Letter grades in school might rekindle some bad memories, and if you have kids, you know the pain crosses generations. But letter grades haven’t always been around. They are a 20th-century adaptation to help with interpreting performance.
Letter grades certainly have shortcomings when judging student performance, but because they are close to being universally understood, they have endured. They have also been adapted to business performance and are a great way of interpreting UX metrics. Letter grades were first applied to the System Usability Scale (SUS) by Bangor, Kortum, and Miller (2008).
In this article, we discuss standard and curved grading scales for the UX-Lite® and when to use them.
Standard and Curved Grading Scales
There are different ways to build grading scales. The two most popular methods are standard (absolute, criterion-referenced) and curved (relative, norm-referenced).
A common standard grading scale ranges from 0 to 100 and assigns an A to the range of 90–100, a B to 80–89, a C to 70–79, a D to 60–69, and an F to 0–59. This was the approach Bangor et al. (2008) took for their SUS grading scale. Grade ranges can be further divided into minus and plus grades (e.g., 90–92 for A− and 97–100 for A+).
Curved grading scales are a little more complicated because grades are determined by comparison with a reference group. In a classroom, the reference group is the class itself. For a given test, such as the math test example above, the instructor might give an A to the top 10% of students, a B to the next 20%, a C to the next 40%, a D to the next 20%, and an F to the bottom 10%.
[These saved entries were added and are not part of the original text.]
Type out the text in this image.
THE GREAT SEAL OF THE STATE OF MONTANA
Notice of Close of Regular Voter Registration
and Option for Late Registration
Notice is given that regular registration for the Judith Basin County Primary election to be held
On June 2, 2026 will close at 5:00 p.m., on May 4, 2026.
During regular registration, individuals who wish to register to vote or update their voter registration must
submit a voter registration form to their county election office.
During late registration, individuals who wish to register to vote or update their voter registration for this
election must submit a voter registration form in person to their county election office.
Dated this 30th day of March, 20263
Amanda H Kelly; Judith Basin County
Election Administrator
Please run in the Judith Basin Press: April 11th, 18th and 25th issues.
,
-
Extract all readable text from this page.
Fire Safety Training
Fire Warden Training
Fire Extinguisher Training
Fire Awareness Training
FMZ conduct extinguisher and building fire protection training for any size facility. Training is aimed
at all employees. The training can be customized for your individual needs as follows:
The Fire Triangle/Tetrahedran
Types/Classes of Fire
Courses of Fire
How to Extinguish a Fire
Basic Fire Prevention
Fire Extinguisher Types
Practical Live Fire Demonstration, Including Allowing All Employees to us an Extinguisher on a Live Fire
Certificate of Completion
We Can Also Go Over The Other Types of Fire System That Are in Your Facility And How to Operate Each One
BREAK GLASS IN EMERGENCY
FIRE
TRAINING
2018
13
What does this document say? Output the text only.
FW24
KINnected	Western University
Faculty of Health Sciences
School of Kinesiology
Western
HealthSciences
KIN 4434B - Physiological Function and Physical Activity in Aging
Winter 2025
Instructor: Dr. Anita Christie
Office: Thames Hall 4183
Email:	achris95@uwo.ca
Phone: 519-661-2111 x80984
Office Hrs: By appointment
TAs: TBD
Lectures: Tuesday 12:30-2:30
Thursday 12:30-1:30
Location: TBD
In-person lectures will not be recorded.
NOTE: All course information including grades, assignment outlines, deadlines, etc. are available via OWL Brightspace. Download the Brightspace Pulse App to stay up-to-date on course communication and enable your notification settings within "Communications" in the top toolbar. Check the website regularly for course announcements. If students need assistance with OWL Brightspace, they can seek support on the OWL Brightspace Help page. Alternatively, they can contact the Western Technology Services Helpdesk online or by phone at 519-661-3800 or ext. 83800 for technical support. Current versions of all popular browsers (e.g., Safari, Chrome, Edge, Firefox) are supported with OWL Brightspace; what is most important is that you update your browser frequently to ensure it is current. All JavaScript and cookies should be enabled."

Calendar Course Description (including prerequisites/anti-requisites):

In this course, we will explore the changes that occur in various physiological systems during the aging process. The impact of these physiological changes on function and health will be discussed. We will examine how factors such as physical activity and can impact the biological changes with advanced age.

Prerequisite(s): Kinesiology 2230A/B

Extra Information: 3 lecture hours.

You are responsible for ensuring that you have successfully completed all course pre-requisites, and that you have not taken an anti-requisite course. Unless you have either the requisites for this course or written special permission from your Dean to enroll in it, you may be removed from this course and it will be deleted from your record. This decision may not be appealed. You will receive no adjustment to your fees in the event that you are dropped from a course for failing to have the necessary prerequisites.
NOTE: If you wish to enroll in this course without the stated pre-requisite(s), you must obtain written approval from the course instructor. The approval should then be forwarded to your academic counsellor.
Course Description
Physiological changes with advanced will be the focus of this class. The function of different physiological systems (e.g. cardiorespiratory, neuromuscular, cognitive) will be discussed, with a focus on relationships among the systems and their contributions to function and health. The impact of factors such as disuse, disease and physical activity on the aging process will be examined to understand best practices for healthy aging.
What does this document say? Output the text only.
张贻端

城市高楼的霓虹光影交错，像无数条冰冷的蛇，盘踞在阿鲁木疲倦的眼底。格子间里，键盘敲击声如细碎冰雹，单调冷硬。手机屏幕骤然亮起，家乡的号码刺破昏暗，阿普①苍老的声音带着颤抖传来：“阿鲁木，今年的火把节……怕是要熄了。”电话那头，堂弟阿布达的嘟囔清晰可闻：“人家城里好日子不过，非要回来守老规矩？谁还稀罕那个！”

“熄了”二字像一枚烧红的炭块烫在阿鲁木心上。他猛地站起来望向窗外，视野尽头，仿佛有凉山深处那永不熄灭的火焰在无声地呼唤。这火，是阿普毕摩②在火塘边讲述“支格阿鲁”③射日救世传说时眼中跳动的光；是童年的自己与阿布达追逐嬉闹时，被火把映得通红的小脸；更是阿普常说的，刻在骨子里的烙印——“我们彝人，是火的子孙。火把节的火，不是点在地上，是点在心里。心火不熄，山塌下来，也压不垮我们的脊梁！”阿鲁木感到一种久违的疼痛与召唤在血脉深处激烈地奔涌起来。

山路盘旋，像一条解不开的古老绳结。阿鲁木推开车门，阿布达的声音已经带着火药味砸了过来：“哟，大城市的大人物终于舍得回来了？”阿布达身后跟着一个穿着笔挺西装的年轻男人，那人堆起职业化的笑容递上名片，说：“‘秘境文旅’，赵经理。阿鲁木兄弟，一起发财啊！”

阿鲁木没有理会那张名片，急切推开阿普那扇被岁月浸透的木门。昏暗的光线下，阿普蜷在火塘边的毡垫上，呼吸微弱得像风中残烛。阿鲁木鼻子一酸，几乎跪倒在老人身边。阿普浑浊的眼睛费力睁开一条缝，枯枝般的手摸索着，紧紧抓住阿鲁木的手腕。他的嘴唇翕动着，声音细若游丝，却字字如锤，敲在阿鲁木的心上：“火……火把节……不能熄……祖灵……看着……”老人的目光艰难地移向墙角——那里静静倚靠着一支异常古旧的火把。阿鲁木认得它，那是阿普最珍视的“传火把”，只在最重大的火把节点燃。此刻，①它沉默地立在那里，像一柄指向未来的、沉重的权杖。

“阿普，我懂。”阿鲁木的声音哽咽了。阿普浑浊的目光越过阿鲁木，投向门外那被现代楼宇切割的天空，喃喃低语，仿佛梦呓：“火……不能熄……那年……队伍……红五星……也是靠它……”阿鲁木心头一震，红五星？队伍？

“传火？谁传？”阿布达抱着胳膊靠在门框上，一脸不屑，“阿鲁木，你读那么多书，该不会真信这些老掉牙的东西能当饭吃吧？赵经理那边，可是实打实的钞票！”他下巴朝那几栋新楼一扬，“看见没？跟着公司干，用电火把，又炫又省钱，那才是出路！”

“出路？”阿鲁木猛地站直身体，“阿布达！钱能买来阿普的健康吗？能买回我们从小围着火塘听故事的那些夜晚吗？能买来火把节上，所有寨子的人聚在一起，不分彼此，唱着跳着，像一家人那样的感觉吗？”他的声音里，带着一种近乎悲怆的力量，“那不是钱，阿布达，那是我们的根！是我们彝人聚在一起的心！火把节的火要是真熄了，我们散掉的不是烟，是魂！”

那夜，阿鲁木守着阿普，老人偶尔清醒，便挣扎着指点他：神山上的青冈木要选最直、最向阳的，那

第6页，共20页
For a standardized questionnaire, the basis for norms is data collected from a reference group with a sample size large enough to establish percentiles. For a metric in which a low score is poorer than a high score, an observed score that is at the 5th percentile can be interpreted as markedly poorer than one that is at the 95th percentile. Standardized UX questionnaires backed by normative data are of greater value to practitioners than questionnaires lacking such data. On the other hand, even when a questionnaire has norms, there is always a risk that the characteristics of a specific sample don’t match the normative sample, so it’s important to understand where a questionnaire’s norms come from.
Standard and curved grading scales have different pros and cons. With a standard grading scale, it’s possible for everyone to get an A and also possible for everyone to get an F. When the scale is curved, there will be a designated percentage of grades from F to A, even if the scores are all terrible or all terrific.
The UX-Lite
We’ve written numerous articles and some peer-reviewed papers about the UX-Lite (e.g., “Effect of Perceived Ease of Use and Usefulness on UX and Behavioral Outcomes“). The UX-Lite has its roots in the UMUX-LITE, which in turn was derived in 2013 from the UMUX (2010). It’s a two-item questionnaire that is essentially a miniature version of the Technology Acceptance Model, used to assess the perceived ease of use and perceived usefulness of products and services (Figure 1).
Figure 1: The current version of the UX-Lite (created with the MUiQ® platform).
2025 UX-Lite Reference Group Updates
Our reference group for the UX-Lite norms is based on product-level means from retrospective surveys of business software products (e.g., GitHub, Slack), consumer software products (e.g., Duolingo, Spotify), and established websites from diverse sectors (e.g., fitness, vacation rental, video streaming, mass merchant, banking). These surveys were conducted over the past five years with respondents from online panels. We also use the website data for our periodic updates of the SUPR-Q® norms.
After having developed our first reference group in 2021, roughly every two years, we have a major reference group update for our UX-Lite calculator after we complete our biennial business and consumer software studies. For our 2025 update, we removed data from 2019 and added data collected in the second half of 2024 and the first quarter of 2025. Because with each update about 80% of the data remains the same, we typically see very little change in the means of the primary groups (all data, business software, consumer software, websites)—usually less than 1% and rarely more than 2%.
The current composition of the reference group is 48 business software products, 81 consumer software products, and 160 websites (data from 13,768 respondents). Some data in the reference group are from the same products or websites but from different years, depending on which sectors we replicated in the reference time period.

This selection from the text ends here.